1. In force problems, it helps to draw free-body diagrams to visually orient yourself. Draw a picture of the pulley system with the weights. m2 is dangling off the side, therefore in our simple analysis it has two forces acting on it: the weight of the block and the tension of the connecting cord. The weight of the block pulls down, the tension of the cord pulls up, therefore they are pulling in opposite directions to each other. m1, resting on the inclined plane, is subject to three forces: the tension of the cord pulling it up the incline, the weight of the block pulling it directly down, and the normal force from Newton's third law preventing it from falling through the incline entirely.

However, since the mass m1 can only move in the plane of the incline (the weight of the block and the normal force will cancel each other, preventing the mass from moving off the surface of the incline), we need only analyze the direction of motion. The tension will pull the block up the incline. The weight will pull it down, but not all the weight. A little bit of trigonometry should tell you that W1*sin(30) is the amount of force pulling the block down the incline.

Putting these observations into mathematical form yields the following two equations:

Block 1: T - W1*sin(30) = m1*a
Block 2: T - W2 = m2*a

You have two equations and two variables (the tension T and the acceleration a). Here, I have used some simplifying assumptions: namely, that the tension of the cord will be the same between both blocks and the acceleration will also be the same between both blocks. To solve the problems, therefore, eliminate T and solve the equations for the acceleration a for the first part, and eliminate a and solve the equations for the tension T for the second part. The algebra I leave to you.

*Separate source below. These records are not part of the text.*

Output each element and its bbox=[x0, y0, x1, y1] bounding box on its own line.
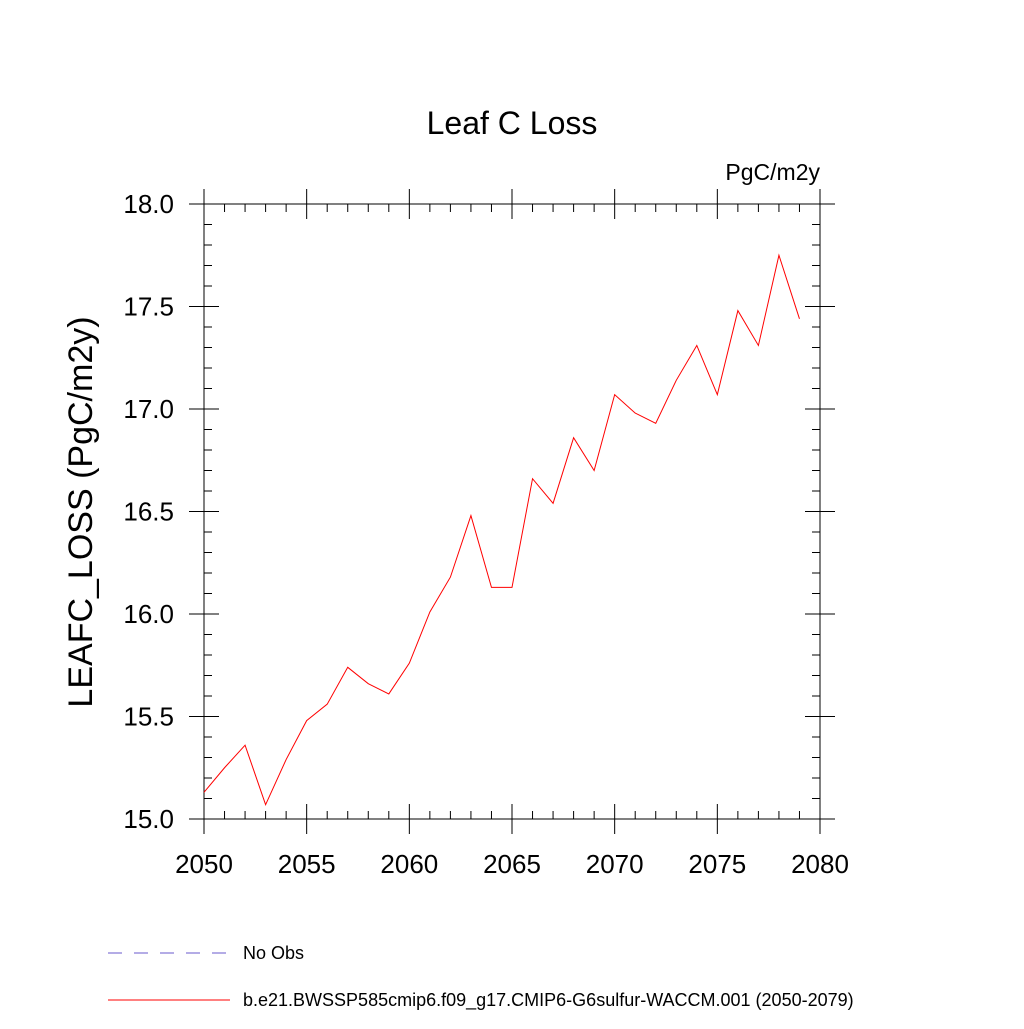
x-tick-label: 2055 bbox=[278, 849, 336, 879]
x-tick-label: 2050 bbox=[175, 849, 233, 879]
series-line bbox=[203, 253, 800, 806]
x-tick-labels: 2050 2055 2060 2065 2070 2075 2080 bbox=[175, 849, 849, 879]
plot-frame bbox=[203, 203, 821, 820]
series-group bbox=[203, 253, 800, 806]
y-tick-label: 16.5 bbox=[123, 497, 174, 527]
units-label: PgC/m2y bbox=[725, 159, 820, 185]
x-tick-label: 2070 bbox=[586, 849, 644, 879]
y-tick-label: 15.0 bbox=[123, 804, 174, 834]
y-tick-label: 17.5 bbox=[123, 292, 174, 322]
y-tick-labels: 15.0 15.5 16.0 16.5 17.0 17.5 18.0 bbox=[123, 189, 174, 834]
y-tick-label: 15.5 bbox=[123, 702, 174, 732]
x-tick-label: 2065 bbox=[483, 849, 541, 879]
y-tick-label: 17.0 bbox=[123, 394, 174, 424]
y-tick-label: 16.0 bbox=[123, 599, 174, 629]
legend-label-no-obs: No Obs bbox=[243, 943, 304, 963]
x-tick-label: 2080 bbox=[791, 849, 849, 879]
legend: No Obs b.e21.BWSSP585cmip6.f09_g17.CMIP6… bbox=[108, 943, 854, 1011]
chart-title: Leaf C Loss bbox=[427, 105, 598, 141]
y-axis-label: LEAFC_LOSS (PgC/m2y) bbox=[62, 316, 100, 707]
x-tick-label: 2060 bbox=[380, 849, 438, 879]
legend-label-model-run: b.e21.BWSSP585cmip6.f09_g17.CMIP6-G6sulf… bbox=[243, 990, 854, 1011]
tick-group bbox=[189, 189, 835, 834]
x-tick-label: 2075 bbox=[688, 849, 746, 879]
y-tick-label: 18.0 bbox=[123, 189, 174, 219]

2. Okay, you got the first part. For the second part, you can treat the problem as a problem in kinematics: you have a constant acceleration supplied by a steady force. Therefore, you can use a kinematic equation to solve the problem. (Since I can never remember them off the top of my head I'll derive them instead, which is a faster and more powerful process for generating the equations needed to solve the problem.)

(d^2/dt^2)x(t) = a(t)

by definition: acceleration is the second derivative of position with respect to time. In this problem, however, the acceleration is independent of time, which makes everything easier. Integrate both sides once, and you get

(d/dt)x + v_0 = a*t

Here, the integration has removed an order of differentiation from the position side, left us with an integration constant in v_0, and given us a*t on the acceleration side. If this equation looks familiar, it should - it's just v + v_0 = a*t in another form. You're solving for v, you know that v_0 is zero because it was given to you, you solved for acceleration earlier, and you want to run for one day. Substitute, and the problem is now a matter of arithmetic.

Hope that helps.

[Lore Lord]

1) The force due to gravity is mg. The force due to gravity on the first block down the inclined plane is (4.5)(9.8)sin(30) = 22.05 N. This minus the tension will equal the total force on the block which is mass * acceleration. (4.5)a = 22.05 - T. For the second block there is no inclined plane so (2.6)a = (2.6)(9.8) - T. From the second equation we get T = 25.48 - 26a. Plugging that into the first equation we get (4.5)a = 22.05 - 25.48 + 26a. Solving this we get (21.5)a = 3.43. a = .1395 m/s^2. Solving the first equation for T, T = 21.42225 N.

2) X = X0 + V0t + (1/2)at^2. It starts from rest so X0 and V0 are 0. (1/2)(.0142857143)(86400(seconds in a day))^2 = 53321142.91 meters
V = V0 + at = 1234.2857 m/s

Hope this helps, in the future mmo champion prbly isn't the best place to ask for this sort of thing.

[Dacien]

Asking for help is fine, but in the future don't simply ask for answers. Closing this.